Purpose: Prostate cancer (PCa) is a major urological disease that is associated with significant morbidity and mortality in men. LLGL2 is the mammalian homolog of Lgl. It acts as a tumor suppressor in breast and hepatic cancer. However, the role of LLGL2 and the underlying mechanisms in PCa have not yet been elucidated. Here, we investigate the role of LLGL2 in the regulation of epithelial-mesenchymal transition (EMT) in PCa through autophagy in vitro and in vivo.

Methods: PC3 cells were transfected with siLLGL2 or plasmid LLGL2 and autophagy was examined. Invasion, migration, and wound healing were assessed in PC3 cells under autophagy regulation. Tumor growth was evaluated using a shLLGL2 xenograft mouse model.

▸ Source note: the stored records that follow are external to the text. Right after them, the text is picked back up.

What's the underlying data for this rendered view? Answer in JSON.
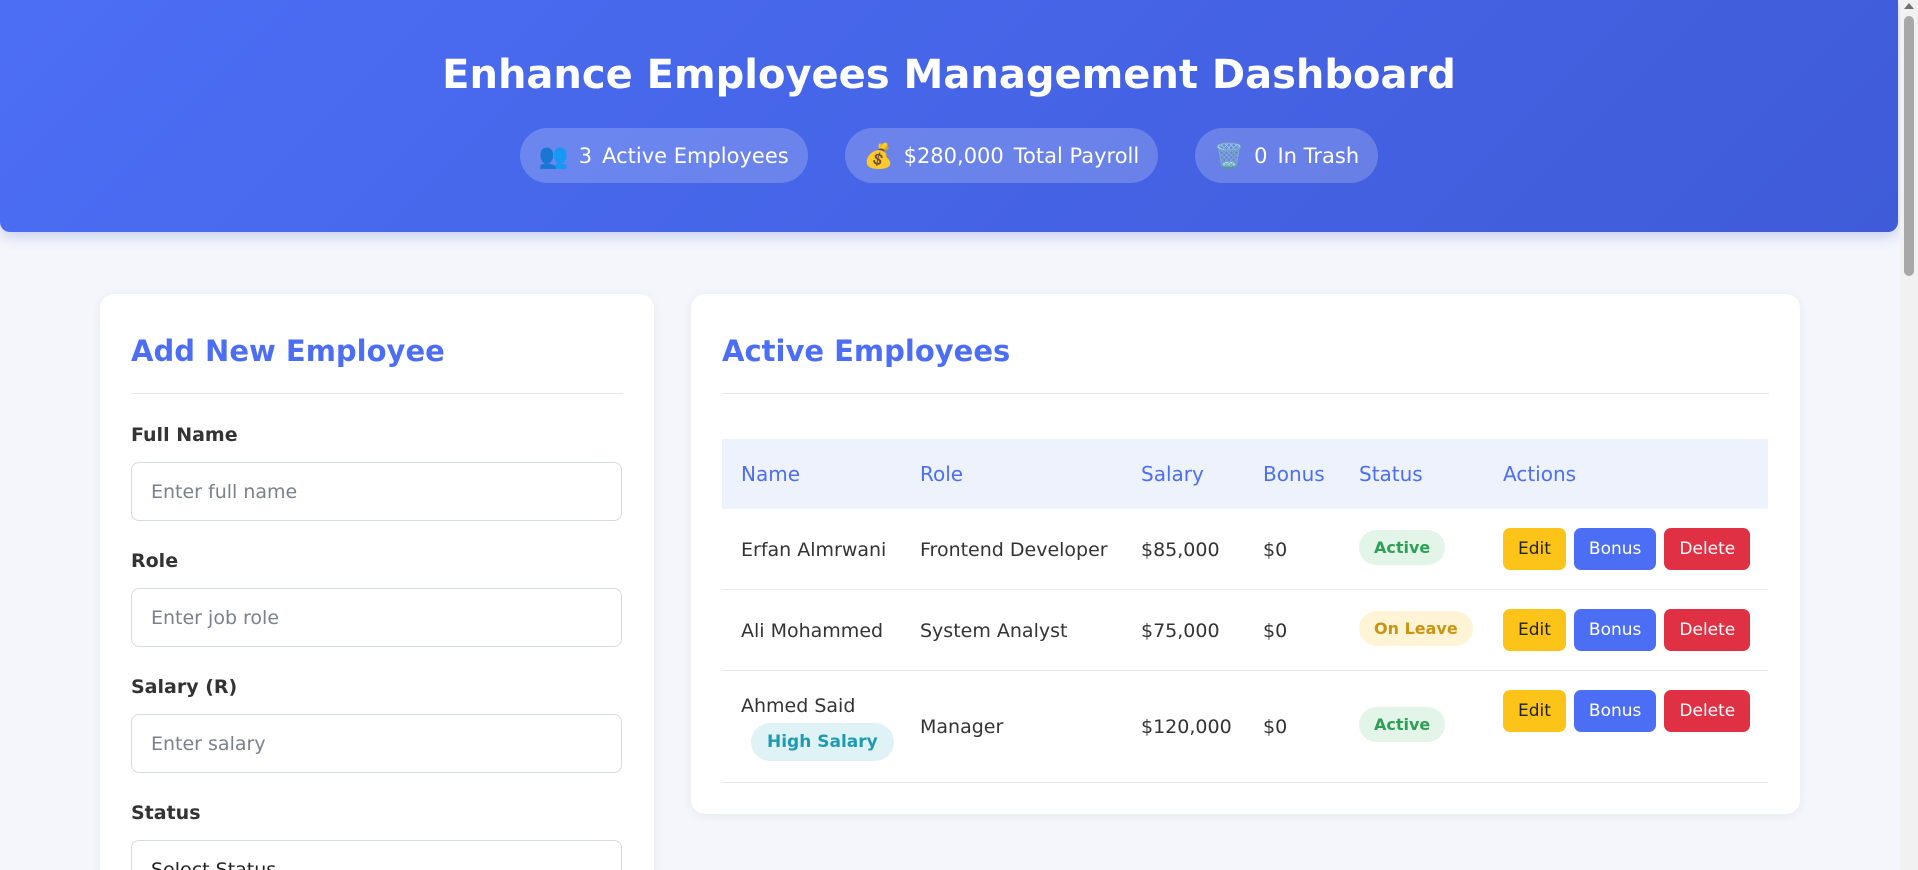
{
  "header": {
    "title": "Enhance Employees Management Dashboard",
    "stats": [
      {
        "icon": "👥",
        "icon_name": "people-icon",
        "value": "3",
        "label": "Active Employees"
      },
      {
        "icon": "💰",
        "icon_name": "money-bag-icon",
        "value": "$280,000",
        "label": "Total Payroll"
      },
      {
        "icon": "🗑️",
        "icon_name": "trash-icon",
        "value": "0",
        "label": "In Trash"
      }
    ]
  },
  "form": {
    "title": "Add New Employee",
    "fields": {
      "name": {
        "label": "Full Name",
        "placeholder": "Enter full name"
      },
      "role": {
        "label": "Role",
        "placeholder": "Enter job role"
      },
      "salary": {
        "label": "Salary (R)",
        "placeholder": "Enter salary"
      },
      "status": {
        "label": "Status",
        "selected": "Select Status"
      }
    }
  },
  "table": {
    "title": "Active Employees",
    "headers": {
      "name": "Name",
      "role": "Role",
      "salary": "Salary",
      "bonus": "Bonus",
      "status": "Status",
      "actions": "Actions"
    },
    "rows": [
      {
        "name": "Erfan Almrwani",
        "role": "Frontend Developer",
        "salary": "$85,000",
        "bonus": "$0",
        "status": "Active",
        "tag": ""
      },
      {
        "name": "Ali Mohammed",
        "role": "System Analyst",
        "salary": "$75,000",
        "bonus": "$0",
        "status": "On Leave",
        "tag": ""
      },
      {
        "name": "Ahmed Said",
        "role": "Manager",
        "salary": "$120,000",
        "bonus": "$0",
        "status": "Active",
        "tag": "High Salary"
      }
    ],
    "actions": {
      "edit": "Edit",
      "bonus": "Bonus",
      "delete": "Delete"
    }
  },
  "colors": {
    "accent": "#4c6ef5",
    "edit": "#fcc419",
    "delete": "#e03144",
    "active": "#2f9e57",
    "leave": "#c99510"
  }
}
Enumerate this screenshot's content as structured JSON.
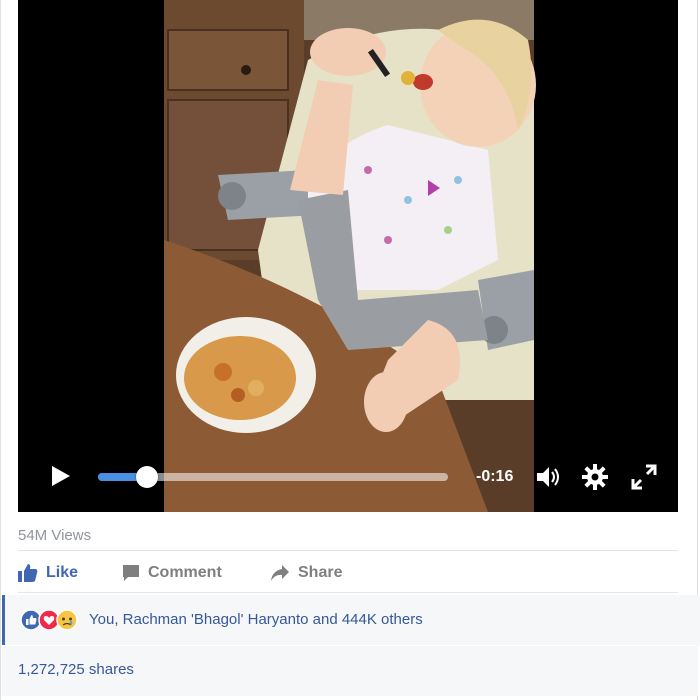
{
  "video": {
    "time_remaining": "-0:16",
    "progress": 0.14,
    "buffered": 0.9,
    "scene_description_icons": [
      "play-icon",
      "volume-icon",
      "settings-gear-icon",
      "fullscreen-icon"
    ]
  },
  "post": {
    "views": "54M Views",
    "actions": {
      "like": "Like",
      "comment": "Comment",
      "share": "Share"
    },
    "reactions_text": "You, Rachman 'Bhagol' Haryanto and 444K others",
    "shares_text": "1,272,725 shares"
  },
  "colors": {
    "like_blue": "#4267b2",
    "link_blue": "#365899",
    "gray_text": "#90949c",
    "progress_blue": "#4a90e2"
  }
}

Results: In patients with PCa, LLGL2 levels were higher with defective autophagy and increased EMT. Our results showed that the knockdown of LLGL2 induced autophagy flux by upregulating Vps34 and ATG14L. LLGL2 knockdown inhibits EMT by upregulating E-cadherin and downregulating fibronectin and α-SMA. The pharmacological activation of autophagy by rapamycin suppressed EMT, and these effects were reversed by 3-methyladenine treatment. Interestingly, in a shLLGL2 xenograft mouse model, tumor size and EMT were decreased, which were improved by autophagy induction and worsened by autophagy inhibition.

Conclusion: Defective expression of LLGL2 leads to attenuation of EMT due to the upregulation of autophagy flux in PCa. Our results suggest that LLGL2 is a novel target for alleviating PCa via the regulation of autophagy.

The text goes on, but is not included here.